Bikes can be rented through a smartphone app for $2 an hour or users can pay a $15 annual membership and get trips lasting up to four hours anytime with no extra charge, Berggren said. McHenry County College students can always ride free.

The other four stations are in downtown Crystal Lake, on the McHenry County College campus, at the Fort McHenry park along the Prairie Trail in McHenry, and at The Dole in Crystal Lake.

Berggren is in the process of scheduling a meeting with officials of the other organizations involved in funding the bicycle rental program to discuss its future. It was started in 2019 with a vendor called Zagster, but then it was not launched again in 2020 because of the pandemic and Zagster stopped operating last year, Berggren said.

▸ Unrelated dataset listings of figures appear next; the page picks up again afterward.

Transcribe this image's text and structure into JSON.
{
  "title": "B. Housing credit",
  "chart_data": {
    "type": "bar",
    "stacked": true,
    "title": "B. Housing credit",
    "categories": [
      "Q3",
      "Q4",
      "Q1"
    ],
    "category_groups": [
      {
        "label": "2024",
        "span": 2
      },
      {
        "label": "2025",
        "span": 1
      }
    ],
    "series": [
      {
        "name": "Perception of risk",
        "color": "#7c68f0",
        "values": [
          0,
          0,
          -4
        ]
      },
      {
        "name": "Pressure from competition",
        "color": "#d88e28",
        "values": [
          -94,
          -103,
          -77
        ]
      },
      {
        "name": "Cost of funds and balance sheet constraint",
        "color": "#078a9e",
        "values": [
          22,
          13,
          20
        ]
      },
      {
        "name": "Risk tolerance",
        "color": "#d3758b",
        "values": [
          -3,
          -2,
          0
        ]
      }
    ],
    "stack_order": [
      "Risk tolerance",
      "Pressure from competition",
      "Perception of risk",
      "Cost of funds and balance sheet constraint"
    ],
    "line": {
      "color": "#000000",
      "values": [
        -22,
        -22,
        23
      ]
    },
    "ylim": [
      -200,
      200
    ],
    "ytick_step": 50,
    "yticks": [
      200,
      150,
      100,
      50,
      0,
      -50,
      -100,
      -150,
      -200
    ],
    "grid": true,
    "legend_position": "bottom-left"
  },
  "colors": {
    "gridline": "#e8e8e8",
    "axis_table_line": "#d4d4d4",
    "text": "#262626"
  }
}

“I’m not a huge fan of or supporter of a scooter program in McHenry County. I don’t think we’re the right venue for it,” Berggren said.

The bike rental program was restarted this year with a company called Koloni that licenses the software to run the bikes, which were brought in for the cold season earlier this month, Berggren said. Visit McHenry County puts about $10,000 total toward the contract with Koloni for its services and a deal with the Bike Haven, a bike shop that helps maintain and store the bikes.

The county government chips in another $10,000, Berggren said, and each municipality and organization with a station pays $1,325 for its dock, Berggren said.

Berggren said she thinks if the bike rental program can continue, the bikes could prove to be more useful than scooters would.

There is a chance it will be more popular after the COVID-19 pandemic is under better control and more people are comfortable traveling to McHenry County on the train, she said. Those visitors might decide to use the bikes to cruise around.

“They may or may not come out in 2022. It all depends on the wrap-up meeting,” she said, adding that other changes, such as new station locations, could be implemented to see if the popularity of the rentals is boosted.

McHenry’s decision to move its dock from the city’s Metra station in 2019 to Fort McHenry this year proved fruitful, as it went from being one of the least used to the most heavily used this year, recording more than half of the program’s total rides supplied at 113.

A total of 216 bike rentals were made across the county for the bikeMC program this year, Berggren said, with 56 from the downtown Crystal Lake station. The Woodstock station was the only other that recorded more than 20. The MCC station saw the most rides where the bike was returned to a different station than the one it was rented from, with most of those cross-station rides ending at the Crystal Lake location.